Charged with the brutal murder of two men, Agnes Magnusdóttir has been removed to her homeland’s farthest reaches, to an isolated farm in northern Iceland, to await execution.
Horrified at the prospect of housing a convicted murderer, the family on the farm at first avoids Agnes. Only Tóti, a priest Agnes has chosen to be her spiritual guardian, seeks to understand her. As the winter months pass and Agnes’s death looms closer, the farmer’s wife and daughters learn there is another side to the sensational tale they’ve heard–but will their new knowledge be enough to save Agnes?
Hannah Kent makes real the saga of a doomed young woman who in the early nineteenth century became the last person to be publicly beheaded in Iceland. Rich with lyricism and startling in its revelations, Burial Rites evokes a dramatic existence in a distant time and place as it poses a heartbreaking question: How can one woman hope to endure when her life depends on the stories told by others?
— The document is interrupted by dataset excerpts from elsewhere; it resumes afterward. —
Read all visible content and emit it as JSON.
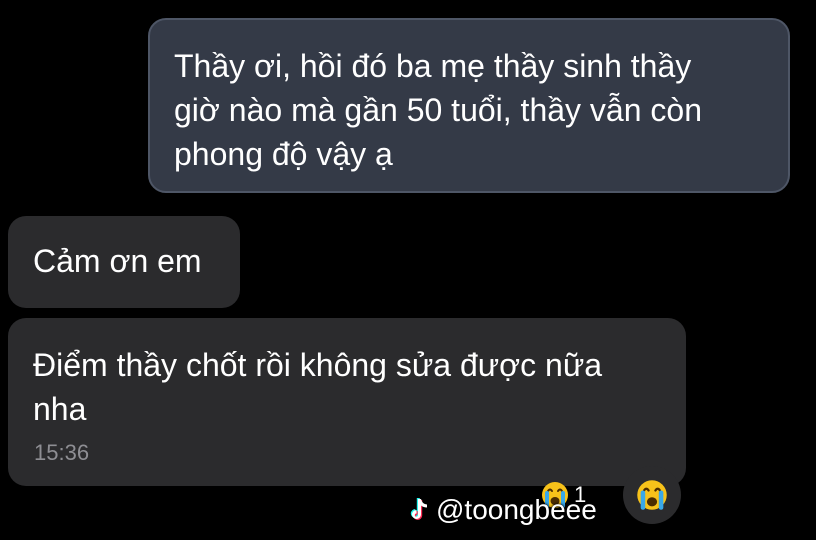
{
  "messages": [
    {
      "direction": "outgoing",
      "text": "Thầy ơi, hồi đó ba mẹ thầy sinh thầy\ngiờ nào mà gần 50 tuổi, thầy vẫn còn\nphong độ vậy ạ"
    },
    {
      "direction": "incoming",
      "text": "Cảm ơn em"
    },
    {
      "direction": "incoming",
      "text": "Điểm thầy chốt rồi không sửa được nữa\nnha",
      "time": "15:36",
      "reaction": {
        "icon": "crying-face-emoji",
        "count": "1"
      }
    }
  ],
  "reaction_button": {
    "icon": "crying-face-emoji"
  },
  "watermark": {
    "icon": "tiktok-logo-icon",
    "handle": "@toongbeee"
  },
  "colors": {
    "background": "#000000",
    "outgoing_bubble": "#343a47",
    "incoming_bubble": "#2b2b2d",
    "timestamp": "#8e8e93",
    "text": "#ffffff"
  }
}
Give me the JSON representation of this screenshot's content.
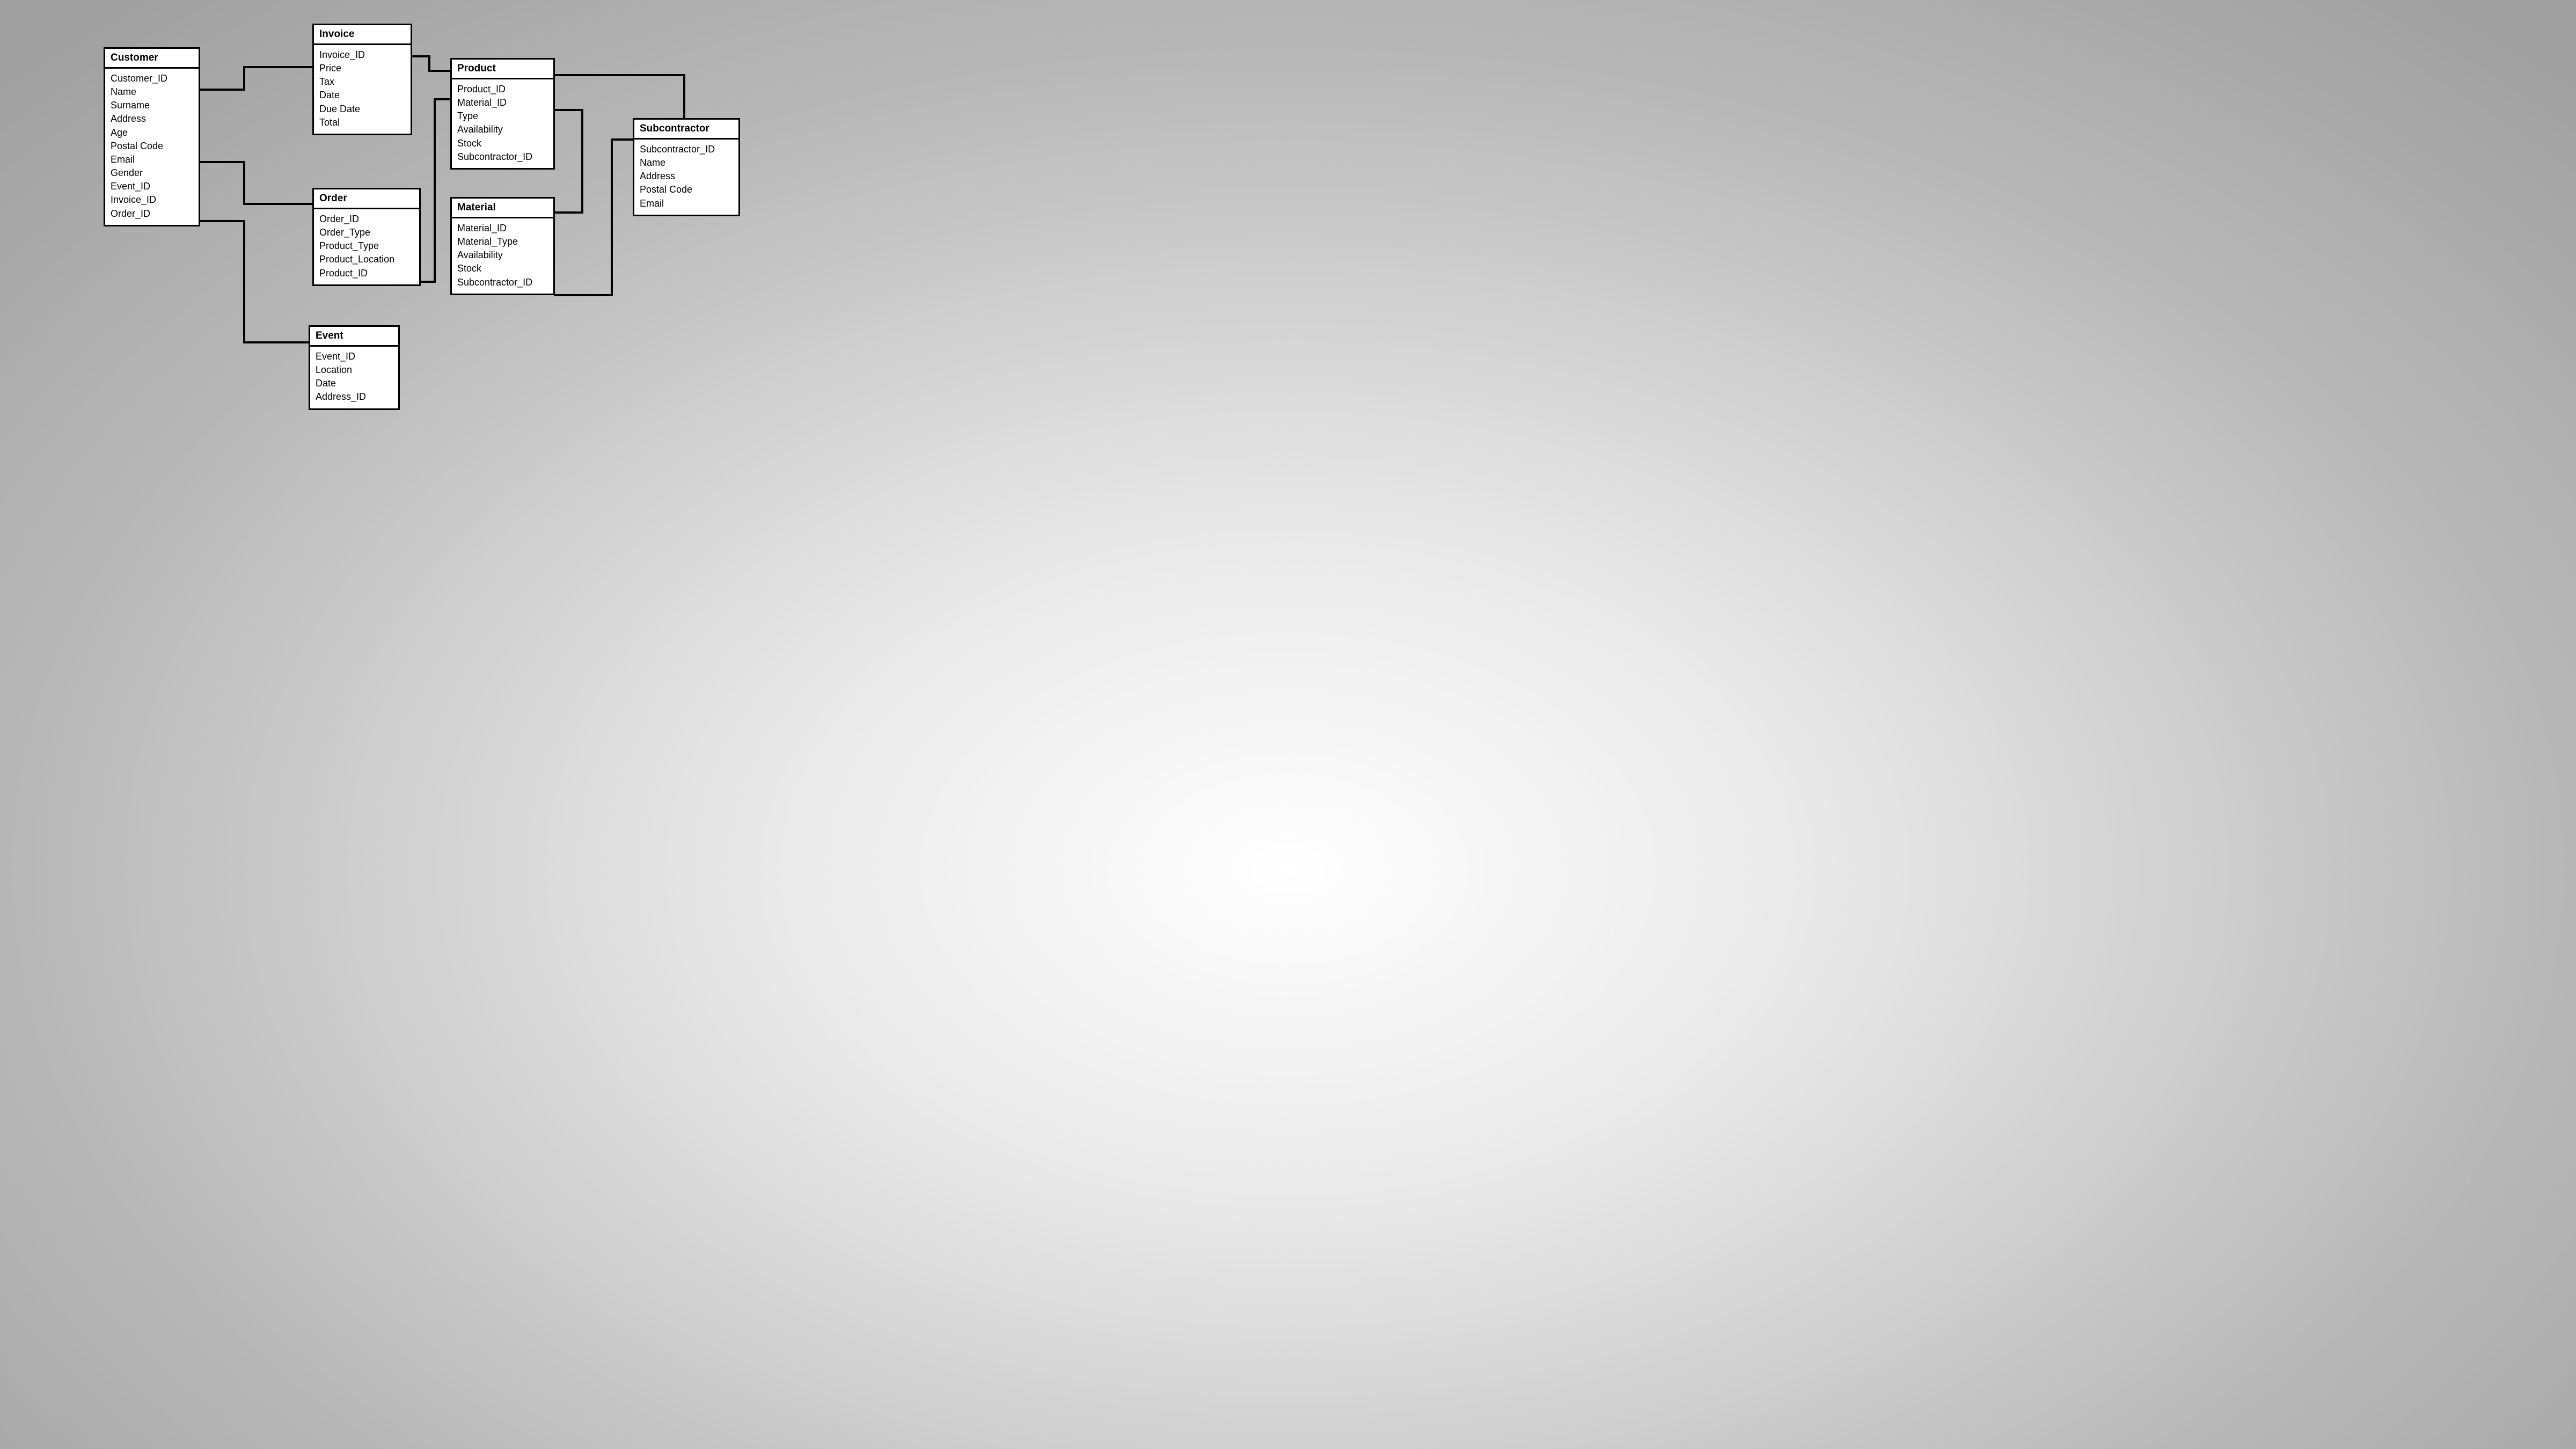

I first discovered Burial Rites because of Ely from Tea & Titles, way back in 2015 (see her original review that I found). I was enchanted by the book cover and the summary. It seemed like it would be a dark but beautiful read. Over the years, I’d also see it pop up every now and then from people who I’m friends with on Goodreads.
My initial thoughts were that I’d save it for the right mood. I wouldn’t read it during a read-a-thon or on a holiday. I felt that it was the kind of book that you curl up with a calm, rainy day with several hours on hand.
I finally decided to pick it up at the end of March 2018 because I had been on a bit of crime streak with Truly Devious by Maureen Johnson and then House Rules by Jodi Picoult. Both of these books were newer acquisitions so I felt it would be right to finally grab a book that’s been on my shelves a bit longer…
Burial Rites is a historical fiction novel that brings to life 19th century north Icelandic culture, from the unique homes (badstofas), the mundanity of servant life, the otherworldly seeming landscape to the Icelandic religiosity, superstition, and judicial system. Moreover, it provides a stark portrait of life for women during this time period.
This novel is not the kind of book I would ordinarily pick up. When I was reading it, I went back and forth between total engrossment in Agnes’ story and disorientation when the book changed perspectives or included a historical document or letter that provided context for what was happening while Agnes was living her last days.
I loved the protagonist. I admired the strength that Agnes showed, even while suffering from social notions of how a woman of her station should behave. It was frustrating to hear so many characters say that she wanted for too much. Even though I knew how her story would end I wanted to root for her as she planned better future than just a life as a simple servant. She was a smart and good worker and it just does not feel like it should have been too much to ask to be able to save enough money so that she could afford to marry and be mistress of her own home.
As she opens up in her last few months to tell the story of her life and what led up to the crime for which she is to be executed, we see that her life was not fair and her biggest mistake was simply loving a man who did not love her back.
If you are interested in how to weave a story based on a real life story or events, I highly recommend checking out this book and reverse engineering it to see how Kent crafted it. Burial Rites was heavily informed by Kent’s research that helped bring this story and the characters to life. She used first-hand historical records to piece together her idea of Agnes, a woman who was Kent portrays as smart and independent woman who was misunderstood in her patriarchal society.
The thing I will most remember about this novel is beautiful and seamless transitions between the present-day narrative and Agnes’ memories. Reading quickly, many parts of the story felt like a fever dream. One moment Agnes will be going about life at Kornsá, the next she’ll be transported to a memory of her previous life, and just as quickly she is snapped back to reality.
Despite how removed the characters are from our time and place, they feel so vibrantly real. I feel that in most books characters don’t really change, they may react and learn from mistakes, but the subtle ways in which people can improve themselves, or disintegrate, is rarely charted. Kent portrays complex people and shows how redeeming or damning the third party perception contributes to how people are remembered.
I’m glad to have finally read this book. I feel like this was a good time to read it, although maybe it could better classified as a winter read for so many of the books critical moments are mirrored by the harsh, inescapable landscape.
From a writer’s perspective, this book is ripe for study of how to tell a story that is about a character…telling a story. As Agnes gives her account of her life, we see the decision-making behind what she includes for the sake of her audience and what she withholds because recounting it will be too painful or not do her memories justice.
Have you read Burial Rites? If so, what’d you think?!